She hoped against hope, and Vi nearly let out an involuntary noise of relief when Taavin gave a small nod. He was still trying to consume the doorway with his eyes. It wasn’t enough; he slowly approached the doors, resting his fingertips lightly on the crystal barrier that seemed to have already grown thicker.
“You have the sword. The Knights didn’t get in. There’s a barrier,” he murmured, as if trying to keep it straight in his own head.
“I’m no expert at all this. But we did well, I think.” Deneya folded her arms over her chest.
“Only one thing will tell—” Taavin turned, looking down at Vi. “Have you peered forward yet?”
“Not yet.” She didn’t know if she was ready to. She didn’t know if her heart could take what she might see. If she saw a future of light, what did that mean for the rest of her time as a traveler in this world without a home of her own? If she saw a future of darkness… Did that mean the sacrifices made to get here had been for nothing?
“You have to,” Taavin said, as if he, too, was riding the tumultuous currents of her thoughts.
Neither of them wanted to hope. Ignorance would be kinder.
But the goddess hadn’t been kind to either of them when she’d given them this duty.
Vi held out the sword between two open palms and took a deep breath. She drew power from the Caverns—in through her feet, leeching it from the air like moisture to a plant. A blue flame erupted over the flat of the blade before her and Vi stared directly at it, her heart racing.
She wasn’t ready. But that didn’t matter. The world washed in white.
And all Vi could do was brace herself for the future.
Chapter Thirty-One
The light faded into darkness.
Vi blinked several times, looking around. Slowly, shapes came into focus. A thin, bright line of crimson circled the horizon perfectly. It continued in all directions. But Vi couldn’t tell if it was from an early dawn, about to break, or the last light of sunset vanishing from the world.
The color bled upward, casting the clouded depths of the sky in a bloody ombre. At the top, the clouds parted, the heavens had opened, and stars stretched to infinity. It was as though she stood on the top of the world. Everything stretched outward from this place where the earth and sky met.
A crack of red lightning struck from sky to ground. There, on the steaming rock, was the hulking, godly form of death and darkness incarnate. Raspian’s skin was red and shining, like a blood-filled ruby. From his skeletal visage to his writhing hair, Vi knew the face of death. He turned his eyes to her, snarling and baring his razor-sharp teeth.
Oddly, she wasn’t afraid.
She stood in a well of calm and strength. There was a prevailing sense of rightness with the world. Rightness at facing off against this wretched creature.
Once and for all.
Vi took a step forward without thinking. More like, the body she was in stepped forward. Most of her visions had Vi as an outside observer, but this time she was rooted in another form. A form that sprang wildflowers from barren earth with a single step.
A hand appeared in her field of vision—her hand, or the hand of the person she was in. Every color of the rainbow splashed across the woman’s body, brilliantly bright, deep and rich. The colors were so vibrant, Vi thought they’d sear into her eyes forever and make everything else seem dull.
Clutched in the woman’s hand was a blue staff.
The staff of the Champion.
Raspian tilted his head up to the sky and let out a cry that seemed to shake the earth itself. The woman braced herself, guarding against a shock-wave of magic that radiated out from the man. Vi tipped her head back and gaze skyward to see the moon had appeared in the center of the clouds. It was cracked, like an egg, a dark red yolk pouring at Raspian’s feet and collecting in the shape of a great dragon.

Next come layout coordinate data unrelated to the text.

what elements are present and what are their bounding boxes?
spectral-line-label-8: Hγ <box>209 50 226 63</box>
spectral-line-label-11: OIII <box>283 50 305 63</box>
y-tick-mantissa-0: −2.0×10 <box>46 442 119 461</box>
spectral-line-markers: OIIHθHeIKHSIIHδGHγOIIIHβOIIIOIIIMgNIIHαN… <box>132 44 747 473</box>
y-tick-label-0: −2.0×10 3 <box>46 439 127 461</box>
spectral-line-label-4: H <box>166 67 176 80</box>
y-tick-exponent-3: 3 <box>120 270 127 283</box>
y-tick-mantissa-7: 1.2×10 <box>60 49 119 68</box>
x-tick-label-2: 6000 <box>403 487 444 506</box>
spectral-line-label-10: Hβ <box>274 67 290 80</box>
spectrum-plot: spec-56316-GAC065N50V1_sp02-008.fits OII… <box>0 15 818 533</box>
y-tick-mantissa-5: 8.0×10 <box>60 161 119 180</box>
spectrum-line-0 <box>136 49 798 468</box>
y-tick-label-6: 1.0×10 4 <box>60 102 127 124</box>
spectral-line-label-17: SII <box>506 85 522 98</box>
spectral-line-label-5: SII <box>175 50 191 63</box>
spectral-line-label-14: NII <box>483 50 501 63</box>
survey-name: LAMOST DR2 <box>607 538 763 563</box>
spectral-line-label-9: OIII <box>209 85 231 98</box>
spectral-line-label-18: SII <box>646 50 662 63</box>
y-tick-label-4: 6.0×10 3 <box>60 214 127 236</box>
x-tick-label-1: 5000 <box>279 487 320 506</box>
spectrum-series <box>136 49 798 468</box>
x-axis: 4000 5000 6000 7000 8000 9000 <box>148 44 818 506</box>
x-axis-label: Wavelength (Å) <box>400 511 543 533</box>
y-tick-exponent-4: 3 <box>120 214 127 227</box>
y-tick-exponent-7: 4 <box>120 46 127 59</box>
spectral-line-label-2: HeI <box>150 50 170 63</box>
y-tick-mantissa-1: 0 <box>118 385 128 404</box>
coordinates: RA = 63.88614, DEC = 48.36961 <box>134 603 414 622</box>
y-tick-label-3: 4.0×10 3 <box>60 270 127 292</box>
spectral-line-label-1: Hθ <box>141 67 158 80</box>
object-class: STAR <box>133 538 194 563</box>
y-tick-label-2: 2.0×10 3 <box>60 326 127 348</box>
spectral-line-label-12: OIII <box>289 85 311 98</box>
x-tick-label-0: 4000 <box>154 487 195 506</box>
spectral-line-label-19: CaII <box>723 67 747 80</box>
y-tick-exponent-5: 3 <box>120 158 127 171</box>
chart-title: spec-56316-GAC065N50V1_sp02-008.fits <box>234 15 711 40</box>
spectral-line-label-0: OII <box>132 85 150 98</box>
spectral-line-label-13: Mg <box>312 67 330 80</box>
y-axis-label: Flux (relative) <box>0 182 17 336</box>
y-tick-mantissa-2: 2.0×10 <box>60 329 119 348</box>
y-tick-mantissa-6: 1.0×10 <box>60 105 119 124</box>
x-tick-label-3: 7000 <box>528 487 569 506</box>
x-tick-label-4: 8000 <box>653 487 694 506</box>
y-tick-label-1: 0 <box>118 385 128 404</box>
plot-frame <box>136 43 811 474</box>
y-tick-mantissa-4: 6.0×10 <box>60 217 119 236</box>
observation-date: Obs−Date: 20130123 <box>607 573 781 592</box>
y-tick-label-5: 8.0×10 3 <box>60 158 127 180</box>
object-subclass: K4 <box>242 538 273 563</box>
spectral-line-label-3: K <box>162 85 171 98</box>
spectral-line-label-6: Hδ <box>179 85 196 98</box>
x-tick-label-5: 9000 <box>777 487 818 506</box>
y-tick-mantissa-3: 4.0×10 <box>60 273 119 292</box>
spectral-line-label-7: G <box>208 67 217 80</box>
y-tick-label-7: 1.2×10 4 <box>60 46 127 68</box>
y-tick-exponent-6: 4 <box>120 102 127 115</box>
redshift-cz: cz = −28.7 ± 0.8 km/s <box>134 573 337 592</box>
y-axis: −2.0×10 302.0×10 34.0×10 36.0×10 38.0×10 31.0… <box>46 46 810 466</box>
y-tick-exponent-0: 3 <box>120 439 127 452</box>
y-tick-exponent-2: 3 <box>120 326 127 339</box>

Still, the person Vi occupied didn’t panic. Though Vi certainly felt like she should.
As the dragon took its shape, cut from primordial essence, Raspian lifted his hand, pointing at the staff the woman still held outright.

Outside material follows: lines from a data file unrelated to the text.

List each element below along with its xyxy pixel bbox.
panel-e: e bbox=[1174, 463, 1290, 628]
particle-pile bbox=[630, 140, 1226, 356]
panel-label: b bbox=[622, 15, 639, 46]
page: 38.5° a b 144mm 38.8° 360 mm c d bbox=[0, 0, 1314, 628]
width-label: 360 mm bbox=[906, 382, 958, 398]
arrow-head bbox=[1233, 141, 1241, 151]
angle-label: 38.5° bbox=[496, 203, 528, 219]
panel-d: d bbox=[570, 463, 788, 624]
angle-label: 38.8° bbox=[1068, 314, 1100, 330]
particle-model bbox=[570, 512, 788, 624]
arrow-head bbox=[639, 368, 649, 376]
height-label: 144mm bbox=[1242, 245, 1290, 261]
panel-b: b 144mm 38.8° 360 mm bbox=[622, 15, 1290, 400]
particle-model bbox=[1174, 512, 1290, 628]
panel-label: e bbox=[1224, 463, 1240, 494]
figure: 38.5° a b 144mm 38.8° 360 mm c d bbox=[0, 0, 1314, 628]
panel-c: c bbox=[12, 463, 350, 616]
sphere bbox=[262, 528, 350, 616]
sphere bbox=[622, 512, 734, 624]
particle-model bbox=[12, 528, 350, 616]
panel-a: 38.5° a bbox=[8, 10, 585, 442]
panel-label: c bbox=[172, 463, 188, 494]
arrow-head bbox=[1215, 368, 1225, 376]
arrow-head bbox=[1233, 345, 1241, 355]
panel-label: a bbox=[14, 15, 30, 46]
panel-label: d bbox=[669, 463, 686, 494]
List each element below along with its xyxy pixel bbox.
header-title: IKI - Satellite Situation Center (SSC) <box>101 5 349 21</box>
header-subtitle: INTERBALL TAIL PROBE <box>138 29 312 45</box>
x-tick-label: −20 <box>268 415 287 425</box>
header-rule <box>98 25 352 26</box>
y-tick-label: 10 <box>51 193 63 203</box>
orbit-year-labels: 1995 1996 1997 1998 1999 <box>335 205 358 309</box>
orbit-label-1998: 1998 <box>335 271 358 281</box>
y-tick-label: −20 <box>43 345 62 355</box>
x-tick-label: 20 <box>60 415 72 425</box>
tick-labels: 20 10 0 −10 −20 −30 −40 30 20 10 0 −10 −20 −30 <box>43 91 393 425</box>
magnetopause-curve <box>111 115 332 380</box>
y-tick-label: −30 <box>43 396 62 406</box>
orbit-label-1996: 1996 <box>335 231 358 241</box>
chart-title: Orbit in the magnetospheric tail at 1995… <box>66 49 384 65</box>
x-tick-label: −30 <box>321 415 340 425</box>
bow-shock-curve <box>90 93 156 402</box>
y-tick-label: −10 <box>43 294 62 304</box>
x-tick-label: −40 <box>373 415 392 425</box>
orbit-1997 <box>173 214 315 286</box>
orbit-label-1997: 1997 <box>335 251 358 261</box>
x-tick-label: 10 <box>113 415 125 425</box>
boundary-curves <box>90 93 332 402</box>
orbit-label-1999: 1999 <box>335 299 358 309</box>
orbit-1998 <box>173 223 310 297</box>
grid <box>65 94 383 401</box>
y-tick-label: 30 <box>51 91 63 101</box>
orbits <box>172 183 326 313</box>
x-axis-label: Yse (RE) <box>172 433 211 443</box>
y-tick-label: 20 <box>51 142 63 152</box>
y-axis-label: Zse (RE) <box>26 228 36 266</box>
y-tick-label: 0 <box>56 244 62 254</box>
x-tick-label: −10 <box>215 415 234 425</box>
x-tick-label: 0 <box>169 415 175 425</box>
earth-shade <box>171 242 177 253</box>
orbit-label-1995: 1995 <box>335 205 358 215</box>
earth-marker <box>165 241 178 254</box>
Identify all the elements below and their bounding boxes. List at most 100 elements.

“Let it be done,” he said without moving his jaw. The words seemed to resonate as thoughts, grating sharply in Vi’s mind. She wanted to wince, but she was subject to the vision before her.

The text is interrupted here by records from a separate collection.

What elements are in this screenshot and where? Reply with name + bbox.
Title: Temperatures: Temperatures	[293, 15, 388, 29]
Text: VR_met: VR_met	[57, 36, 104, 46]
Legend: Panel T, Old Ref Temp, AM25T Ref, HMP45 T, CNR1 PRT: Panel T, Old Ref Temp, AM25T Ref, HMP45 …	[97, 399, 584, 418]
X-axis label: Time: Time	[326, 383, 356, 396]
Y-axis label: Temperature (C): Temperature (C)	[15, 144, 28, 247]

She couldn’t turn away, even if she’d wanted to, as Raspian lunged for her. Lunged for the woman whom Vi knew at her core was Yargen herself.
Vi returned to the world with a sudden jolt, right as Raspian launched his first attack. The sword clattered to the ground as it slipped from her limp hands. Her arms swung at her sides and Vi staggered, forward and back. She gripped her head with one hand, her stomach with the other. The unnatural calm of Yargen had left her, and now Vi was filled with a panic that tasted like sickness.
“Vi.” Two hands on her shoulders. Stable, sturdy, warm, all the things she’d been missing for months. “What did you see?” Taavin asked softly.